The are-they-or-aren’t-they couple struggles to define their feelings for each other. With Melanie on the rebound and Lewis new in town, it’s unclear whether anything other than mutual loneliness and convenience is bringing them together. Contrasting with their confusion, their circle of friends are starting to buy condos, have babies and realize that most of the Blue Jays are younger than they are.

As such, the film feels like a slice of generational pie, cooked up using local ingredients -- a 100-mile movie, if you will. It’s light, but it’s tasty. And I’m not just saying that because Steve Murray, who plays Chris, has the power to draw funny pictures of me in the paper. For the record, though, Steve, I loved your performance.

Toronto Star: No Heart Feelings

originally posted at the Toronto Star:

No Heart Feelings: Modern Love

Editorial Rating: *** (out of 4)

by Jason Anderson

What with their newfangled social networks, fondness for hook-ups and reluctance to define intimate relationships in anything but the vaguest terms, today’s 20-somethings require a new kind of romantic comedy. Surely the old-school formula of boy-meets-girl/boy-loses-girl — and, in its Judd Apatow-favoured incarnation, girl-waits-for-boy-to-drop-the-bong-and-get-a-life — begs for an upgrade.

A Toronto-made indie feature that makes its local premiere with a run at the Royal this week, No Heart Feelings gets us closer to the mark. An almost-love-story with a summery feel, lively dialogue and plenty of perceptive observations about the mating rituals of the young and the aimless, it feels very much like a rom-com for the Facebook age.

One of a cast comprised largely of non-professional actors, Toronto comedian Rebecca Kohler makes her movie debut as Melanie, a 29-year-old who finally opts to end her long-distance relationship with her boyfriend (voiced by CBC host Jonathan Goldstein). Her friends eagerly help her sort out her next move over a brunch at Aunties & Uncles and a clandestine drinking session in Kensington Market.

The arrival of a new boy in town nudges her in a new direction. Sparks fly with Lewis (Dustin Parker) when Melanie gives him a tour of her neighbourhood, an odyssey that includes a strange encounter with a yard salesman played by Ron Sexsmith.

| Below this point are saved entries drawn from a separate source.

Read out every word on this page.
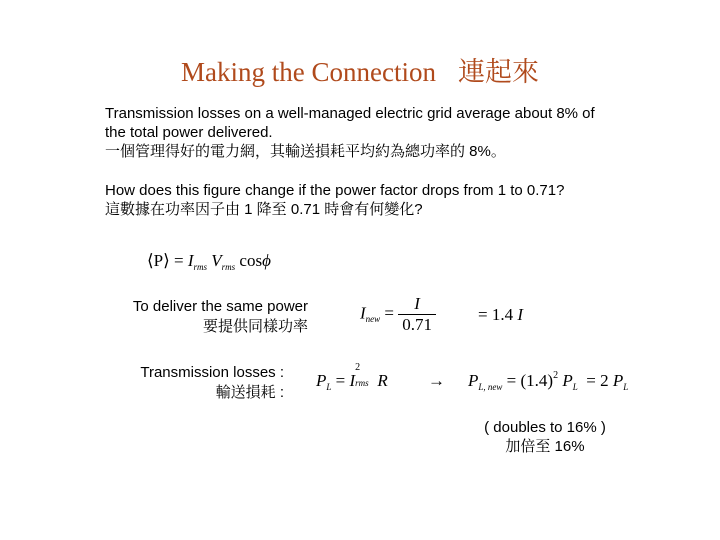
Making the Connection 連起來
Transmission losses on a well-managed electric grid average about 8% of
the total power delivered.
一個管理得好的電力網，其輸送損耗平均約為總功率的 8%。
How does this figure change if the power factor drops from 1 to 0.71?
這數據在功率因子由 1 降至 0.71 時會有何變化?
⟨P⟩ = $I_{rms}$ $V_{rms}$ cosϕ
To deliver the same power
要提供同樣功率
$I_{new} = \frac{I}{0.71} = 1.4$ I
Transmission losses :
輸送損耗 :
$P_L = I$
2
rms $R \to P_{L, new} = (1.4)^2$ $P_L = 2$ $P_L$
( doubles to 16% )
加倍至 16%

Yet Melanie is a little too comfortable with her own state of inertia. As she and Lewis are thrown together at patio drinking sessions and a cottage weekend, the would-be couple continue to suss each other out. Desire may exist in the lives of these characters but deciding what to do about it is a whole other matter.

The sarcastic chatter of Melanie and her friends fills the film with memorable lines that ring true to their social milieu. (Says her soon-to-be-ex-boyfriend after she rebuffs his request to Skype, “We’ve had some nice video chats, I thought.”)

Largely improvised based on scenarios developed by the movie’s trio of directors — Sarah Lazarovic, Geoff Morrison and Ryan J. Noth — the scenes boast great vitality and authenticity even when the film’s exact direction is as unclear to viewers as it is to the people on screen.

No Heart Feelings also has no shortage of hometown appeal — like Scott Pilgrim vs. the World and This Movie Is Broken, it’s another cinematic tribute to Toronto that captures the city in all its slacker splendor.

And given the characters’ enthusiasm for touring the town on two wheels, it’s only fitting to learn the screenings will be equally cyclist-friendly — patrons of the 9 p.m. screenings on Friday and Saturday at the Royal can enjoy bike valet parking and complimentary air and oil.

What more could the movie’s target audience of tender-hearted commitment-phobes possibly ask for?